Unlike other marketing mediums, the Internet offers an unprecedented opportunity to engage with not just potential customers, but past ones as well. Take advantage of this fact to do some investigating into the causes of the negative review.

When people are disappointed or angry with the interaction they’ve had with your company, they tend to fall back on superlatives. “That was the WORST experience I’ve ever had!” Your task now is to look past this person’s original, visceral reaction, and dig more deeply for the facts by asking some important questions, like:

1. Who did the customer deal with, and what did he buy?

2. Was this a case where the customer’s expectations didn’t match what you offer?

3. Did you sell a defective product?

Reach out to the reviewer and be apologetic while making it clear that you are very interested in correcting the problem. Don’t get defensive. Allow him to explain the situation again; he has probably had a chance to reflect on the experience and can offer a more articulate explanation than his initial review.

Find a Desired End Point

You’ve established what the problem was, now it’s time to rectify it. The unhappy customer may not have considered what, if anything, would remedy the situation, so it will be important to engage him and offer some possible solutions. The nature of the problem will help guide this conversation.

Was it a faulty product? A bad customer service interaction? A miscommunication in the order? Whatever the issue was, offer some options that directly address the crux of the complaint and let him express his desired end point.

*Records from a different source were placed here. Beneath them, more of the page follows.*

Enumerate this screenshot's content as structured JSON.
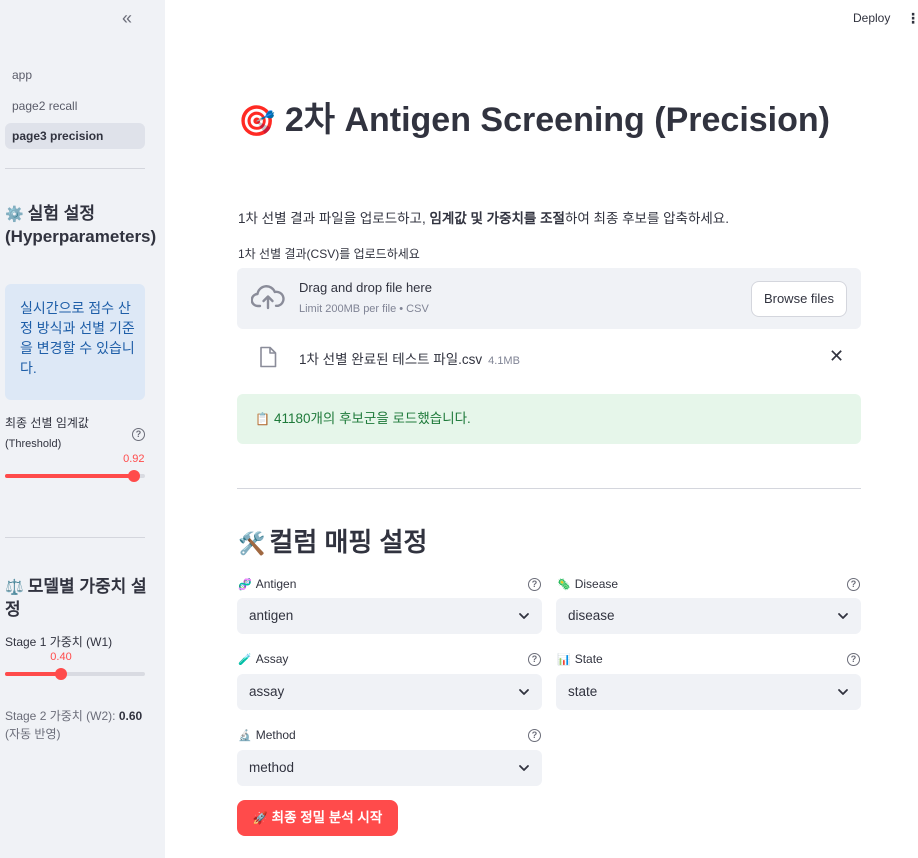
{
  "sidebar": {
    "collapse_glyph": "«",
    "nav": [
      {
        "label": "app"
      },
      {
        "label": "page2 recall"
      },
      {
        "label": "page3 precision"
      }
    ],
    "settings_heading_emoji": "⚙️",
    "settings_heading": "실험 설정 (Hyperparameters)",
    "info_text": "실시간으로 점수 산정 방식과 선별 기준을 변경할 수 있습니다.",
    "threshold": {
      "label_line1": "최종 선별 임계값",
      "label_line2": "(Threshold)",
      "value_text": "0.92",
      "value": 0.92,
      "min": 0.0,
      "max": 1.0
    },
    "weights_heading_emoji": "⚖️",
    "weights_heading": "모델별 가중치 설정",
    "w1": {
      "label": "Stage 1 가중치 (W1)",
      "value_text": "0.40",
      "value": 0.4,
      "min": 0.0,
      "max": 1.0
    },
    "w2": {
      "label_prefix": "Stage 2 가중치 (W2): ",
      "value_text": "0.60",
      "label_suffix": "(자동 반영)"
    }
  },
  "header": {
    "deploy_label": "Deploy",
    "menu_glyph": "⋮"
  },
  "main": {
    "title_emoji": "🎯",
    "title": "2차 Antigen Screening (Precision)",
    "desc_part1": "1차 선별 결과 파일을 업로드하고, ",
    "desc_bold": "임계값 및 가중치를 조절",
    "desc_part2": "하여 최종 후보를 압축하세요.",
    "uploader": {
      "label": "1차 선별 결과(CSV)를 업로드하세요",
      "drag_text": "Drag and drop file here",
      "limit_text": "Limit 200MB per file • CSV",
      "browse_label": "Browse files"
    },
    "file": {
      "name": "1차 선별 완료된 테스트 파일.csv",
      "size": "4.1MB",
      "close_glyph": "✕"
    },
    "success": {
      "emoji": "📋",
      "text": "41180개의 후보군을 로드했습니다."
    },
    "mapping": {
      "heading_emoji": "🛠️",
      "heading": "컬럼 매핑 설정",
      "fields": [
        {
          "emoji": "🧬",
          "label": "Antigen",
          "value": "antigen"
        },
        {
          "emoji": "🦠",
          "label": "Disease",
          "value": "disease"
        },
        {
          "emoji": "🧪",
          "label": "Assay",
          "value": "assay"
        },
        {
          "emoji": "📊",
          "label": "State",
          "value": "state"
        },
        {
          "emoji": "🔬",
          "label": "Method",
          "value": "method"
        }
      ]
    },
    "run_button": {
      "emoji": "🚀",
      "label": "최종 정밀 분석 시작"
    }
  },
  "colors": {
    "accent": "#ff4b4b",
    "sidebar_bg": "#f0f2f6",
    "info_bg": "#dde8f6",
    "success_bg": "#e6f6ea"
  }
}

Maybe it’s a replacement, a refund, or just an apology. Short of an unreasonable demand, you should be willing to find an end point that’s fair. This isn’t a take-it-or-leave-it scenario, but rather a conversation about what will make him happy. Proposing the solution should sound like exactly that: a proposal. If your offer isn’t accepted, continue working to find another.

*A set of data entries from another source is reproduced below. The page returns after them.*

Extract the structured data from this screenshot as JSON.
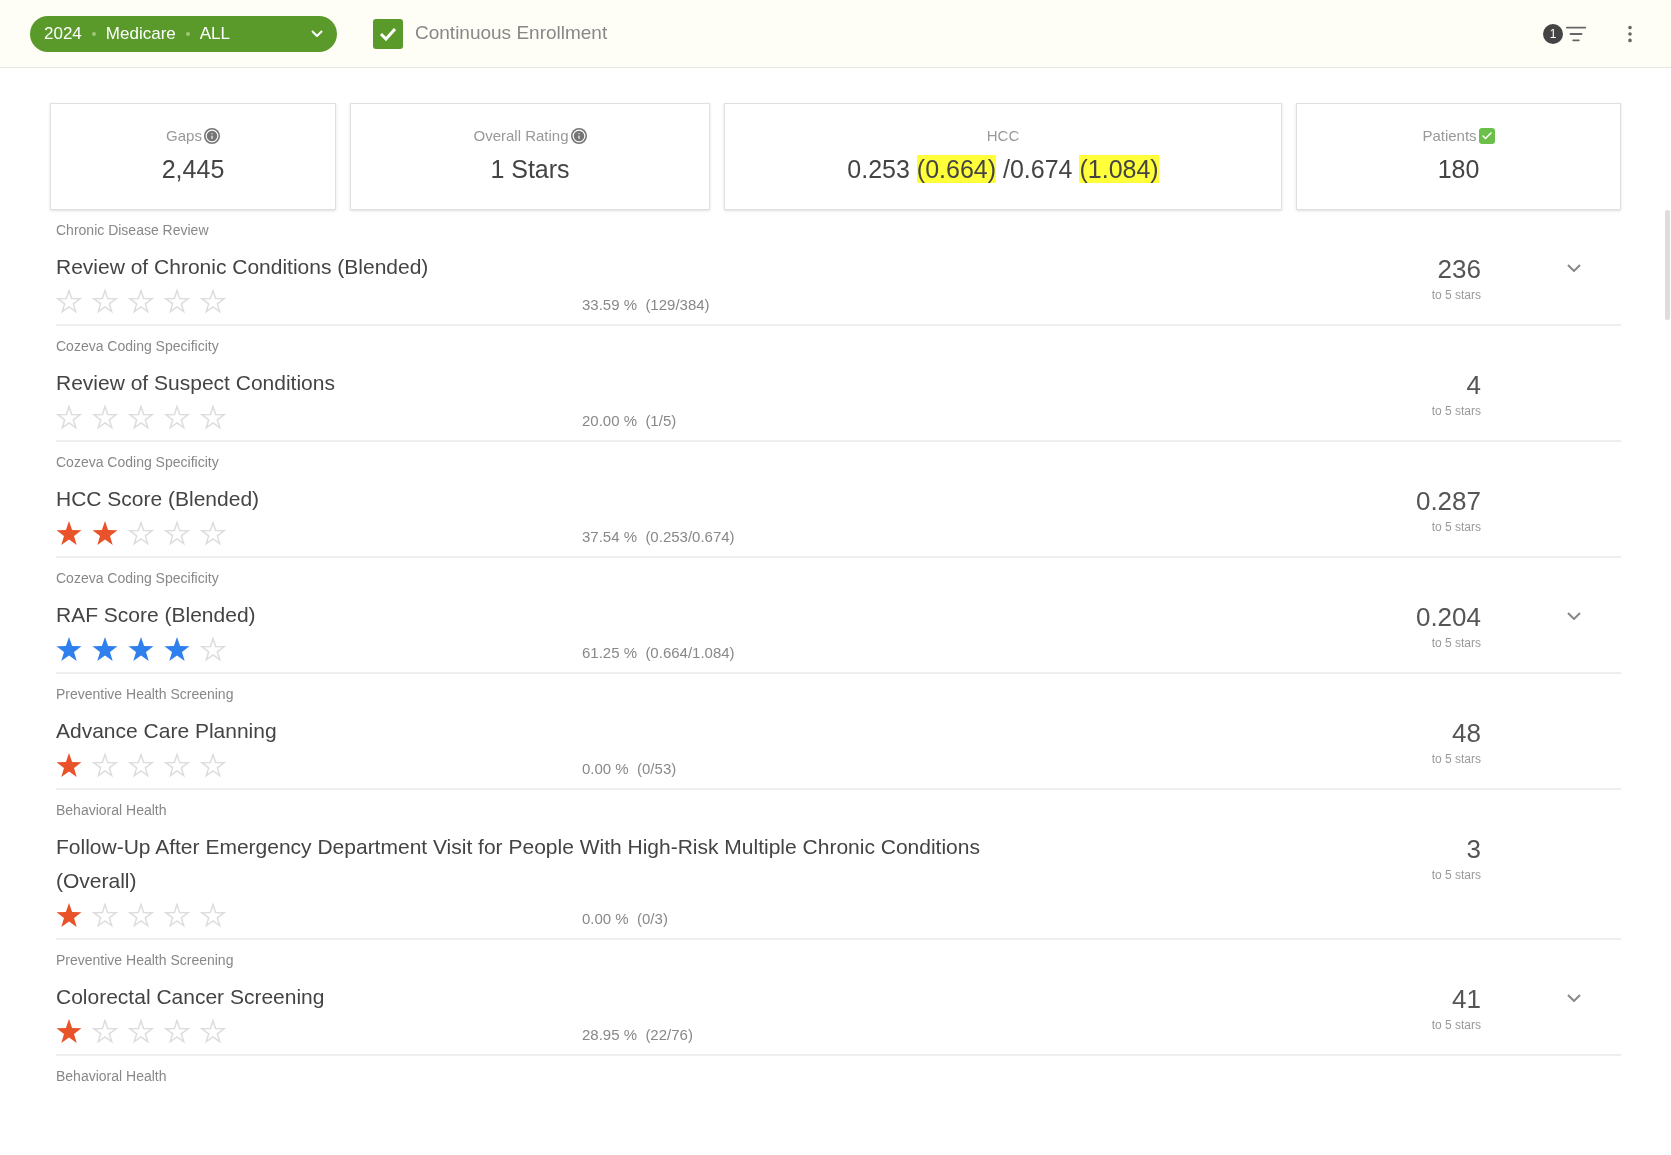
{
  "filter_pill": {
    "parts": [
      "2024",
      "Medicare",
      "ALL"
    ]
  },
  "continuous_enrollment": {
    "label": "Continuous Enrollment",
    "checked": true
  },
  "filter_badge": "1",
  "cards": [
    {
      "label": "Gaps",
      "kind": "info",
      "value_parts": [
        {
          "text": "2,445",
          "highlighted": false
        }
      ]
    },
    {
      "label": "Overall Rating",
      "kind": "info",
      "value_parts": [
        {
          "text": "1 Stars",
          "highlighted": false
        }
      ]
    },
    {
      "label": "HCC",
      "kind": "plain",
      "value_parts": [
        {
          "text": "0.253 ",
          "highlighted": false
        },
        {
          "text": "(0.664)",
          "highlighted": true
        },
        {
          "text": " /0.674 ",
          "highlighted": false
        },
        {
          "text": "(1.084)",
          "highlighted": true
        }
      ]
    },
    {
      "label": "Patients",
      "kind": "check",
      "value_parts": [
        {
          "text": "180",
          "highlighted": false
        }
      ]
    }
  ],
  "measures": [
    {
      "category": "Chronic Disease Review",
      "title": "Review of Chronic Conditions (Blended)",
      "stars": 0,
      "percentage": "33.59 %  (129/384)",
      "value": "236",
      "value_note": "to 5 stars",
      "expandable": true
    },
    {
      "category": "Cozeva Coding Specificity",
      "title": "Review of Suspect Conditions",
      "stars": 0,
      "percentage": "20.00 %  (1/5)",
      "value": "4",
      "value_note": "to 5 stars",
      "expandable": false
    },
    {
      "category": "Cozeva Coding Specificity",
      "title": "HCC Score (Blended)",
      "stars": 2,
      "color": "#e8532a",
      "percentage": "37.54 %  (0.253/0.674)",
      "value": "0.287",
      "value_note": "to 5 stars",
      "expandable": false
    },
    {
      "category": "Cozeva Coding Specificity",
      "title": "RAF Score (Blended)",
      "stars": 4,
      "color": "#2f80ed",
      "percentage": "61.25 %  (0.664/1.084)",
      "value": "0.204",
      "value_note": "to 5 stars",
      "expandable": true
    },
    {
      "category": "Preventive Health Screening",
      "title": "Advance Care Planning",
      "stars": 1,
      "color": "#e8532a",
      "percentage": "0.00 %  (0/53)",
      "value": "48",
      "value_note": "to 5 stars",
      "expandable": false
    },
    {
      "category": "Behavioral Health",
      "title": "Follow-Up After Emergency Department Visit for People With High-Risk Multiple Chronic Conditions (Overall)",
      "stars": 1,
      "color": "#e8532a",
      "percentage": "0.00 %  (0/3)",
      "value": "3",
      "value_note": "to 5 stars",
      "expandable": false
    },
    {
      "category": "Preventive Health Screening",
      "title": "Colorectal Cancer Screening",
      "stars": 1,
      "color": "#e8532a",
      "percentage": "28.95 %  (22/76)",
      "value": "41",
      "value_note": "to 5 stars",
      "expandable": true
    }
  ],
  "next_category": "Behavioral Health"
}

Take the Solution a Step Further

You and the customer have established the solution that would make up for the original, negative experience. But you aren’t looking to break even, begrudgingly responding to a negative review for fear of its impact on your business. You’re looking to prove to him that this was an anomaly, and that you truly care about your customers.

After you’ve fulfilled that desired resolution, take it a step further. This additional good deed can take several forms, from a free voucher for your service to a handwritten note. The customer will recognize that you could have called the case closed with the originally agreed upon resolution, but that you are genuinely interested in making him happy. In a world of increasingly automated transactions and canned responses, a personal touch can show customers that they aren’t a line on a spreadsheet.

Engage with a Follow Up

So far, you’ve listened objectively to the complaint, assessed the circumstances of the customer’s interaction with your company, agreed on a proper resolution, and gone one step further. Now, it’s time to reconnect with the customer and gauge how effective the solution was. Make it clear that this issue has remained on your radar, and will continue to until you have confirmed that the customer is happy.

Your follow up should reinforce that you are not pleased with how your company performed and that the underlying issue has been addressed. After all, what good is an apology without making it clear that it won’t happen again?

Express your regret that you let him down, review the resolution, and ask if there is anything else that would help make the situation right. Explain that the negative experience with your company is not typical, and that while you let him down this time, it certainly won’t happen again.

A simple reality that all businesses must face is that you will never please every customer. Whether the negative reviews stem from something you can control (like a faulty product) or something you can’t (someone’s personal taste), it can be tempting to write off the reviewer as wrong. But engaging such a reviewer with humility and determination isn’t just about mitigating the adverse effects on your reputation - it’s about proving that you’re the kind of company that is proactive, considerate, and attentive. Those are the traits that don’t just negate bad reviews, but reverse them.